These CDs allow users to restore Windows to their computers if their installation is corrupted or wiped. It requires that the person using it already have a license for the operating system; the disk itself does not have a license. While these CDs are distributed for free with the purchase of a computer, people often throw them out or misplace them. The OS can be downloaded onto a licensed computer, but many don't feel qualified to take that step.
Lundgren realized that people were simply discarding old computers and buying new ones, rather than trying to restore Windows. He decided to begin manufacturing restore CDs that could be sold to computer repair shops for a quarter each.
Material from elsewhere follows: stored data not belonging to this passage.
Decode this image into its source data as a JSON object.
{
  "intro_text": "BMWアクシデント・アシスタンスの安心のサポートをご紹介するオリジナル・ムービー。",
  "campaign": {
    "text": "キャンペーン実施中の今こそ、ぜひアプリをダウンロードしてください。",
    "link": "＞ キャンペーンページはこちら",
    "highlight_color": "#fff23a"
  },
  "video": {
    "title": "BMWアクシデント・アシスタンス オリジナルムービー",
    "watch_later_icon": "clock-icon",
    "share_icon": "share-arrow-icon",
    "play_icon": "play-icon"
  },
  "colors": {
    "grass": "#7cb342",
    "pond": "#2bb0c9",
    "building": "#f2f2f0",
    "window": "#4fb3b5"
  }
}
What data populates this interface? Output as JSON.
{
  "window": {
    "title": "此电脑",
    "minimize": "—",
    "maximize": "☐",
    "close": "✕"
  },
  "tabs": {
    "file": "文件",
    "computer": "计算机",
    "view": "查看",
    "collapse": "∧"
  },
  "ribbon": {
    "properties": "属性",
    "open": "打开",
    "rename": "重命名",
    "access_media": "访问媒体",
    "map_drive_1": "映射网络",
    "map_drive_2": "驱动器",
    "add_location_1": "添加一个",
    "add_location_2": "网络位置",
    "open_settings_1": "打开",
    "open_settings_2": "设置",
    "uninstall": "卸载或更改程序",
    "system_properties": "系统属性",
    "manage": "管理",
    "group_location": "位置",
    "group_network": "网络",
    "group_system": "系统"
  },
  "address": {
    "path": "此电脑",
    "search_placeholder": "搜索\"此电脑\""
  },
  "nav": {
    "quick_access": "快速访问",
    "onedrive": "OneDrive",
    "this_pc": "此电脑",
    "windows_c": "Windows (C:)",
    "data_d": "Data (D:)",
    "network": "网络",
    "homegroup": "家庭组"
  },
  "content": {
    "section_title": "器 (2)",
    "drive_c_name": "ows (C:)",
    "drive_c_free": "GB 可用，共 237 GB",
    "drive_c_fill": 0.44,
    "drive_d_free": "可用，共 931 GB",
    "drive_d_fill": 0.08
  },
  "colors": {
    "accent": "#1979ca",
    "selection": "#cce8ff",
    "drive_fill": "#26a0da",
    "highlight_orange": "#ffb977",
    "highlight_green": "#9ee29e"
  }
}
The idea was these shops could give the disks to consumers, who could use them in the future to restore their computers and, as a result, reduce e-waste.
However, things began to go downhill after US Customs got ahold of a shipment of these disks in 2012. They charged Lundgren with conspiracy to traffic in counterfeit goods, as well as criminal copyright infringement. The premise here was that Lundgren was providing users with a copy of the Windows operating system on these restore disks, but that was untrue. The users needed to have a previously purchased license, or the restore disks wouldn't work.
While Lundgren argued that these disks had zero value, Microsoft claimed (through a letter and an expert witness) that these were "counterfeit operating systems" and that they had the potential to hurt Microsoft's sales. The pricing was set at $25 a piece, which was what Microsoft claimed it charged repair shops for these disks. The catch here is that this is the price for a fully licensed operating system, not Lundgren's version.
Lundgren feels his options have been exhausted (appeal to the Supreme Court would be too pricey) and is resigned to serving his prison sentence. But the real fear here is that this decision is a precedent for software manufacturers that want to prevent users from taking steps to extend the life of their computers. It's a blow to the cause of e-waste recycling and it certainly seems petty on the part of Microsoft.
Update: We've received the following statement from a Microsoft spokesperson: "Microsoft actively supports efforts to address e-waste and has worked with responsible e-recyclers to recycle more than 11 million kilograms of e-waste since 2006," the spokesperson said. "Unlike most e-recyclers, Mr. Lundgren sought out counterfeit software which he disguised as legitimate and sold to other refurbishers. This counterfeit software exposes people who purchase recycled PCs to malware and other forms of cybercrime, which puts their security at risk and ultimately hurts the market for recycled products."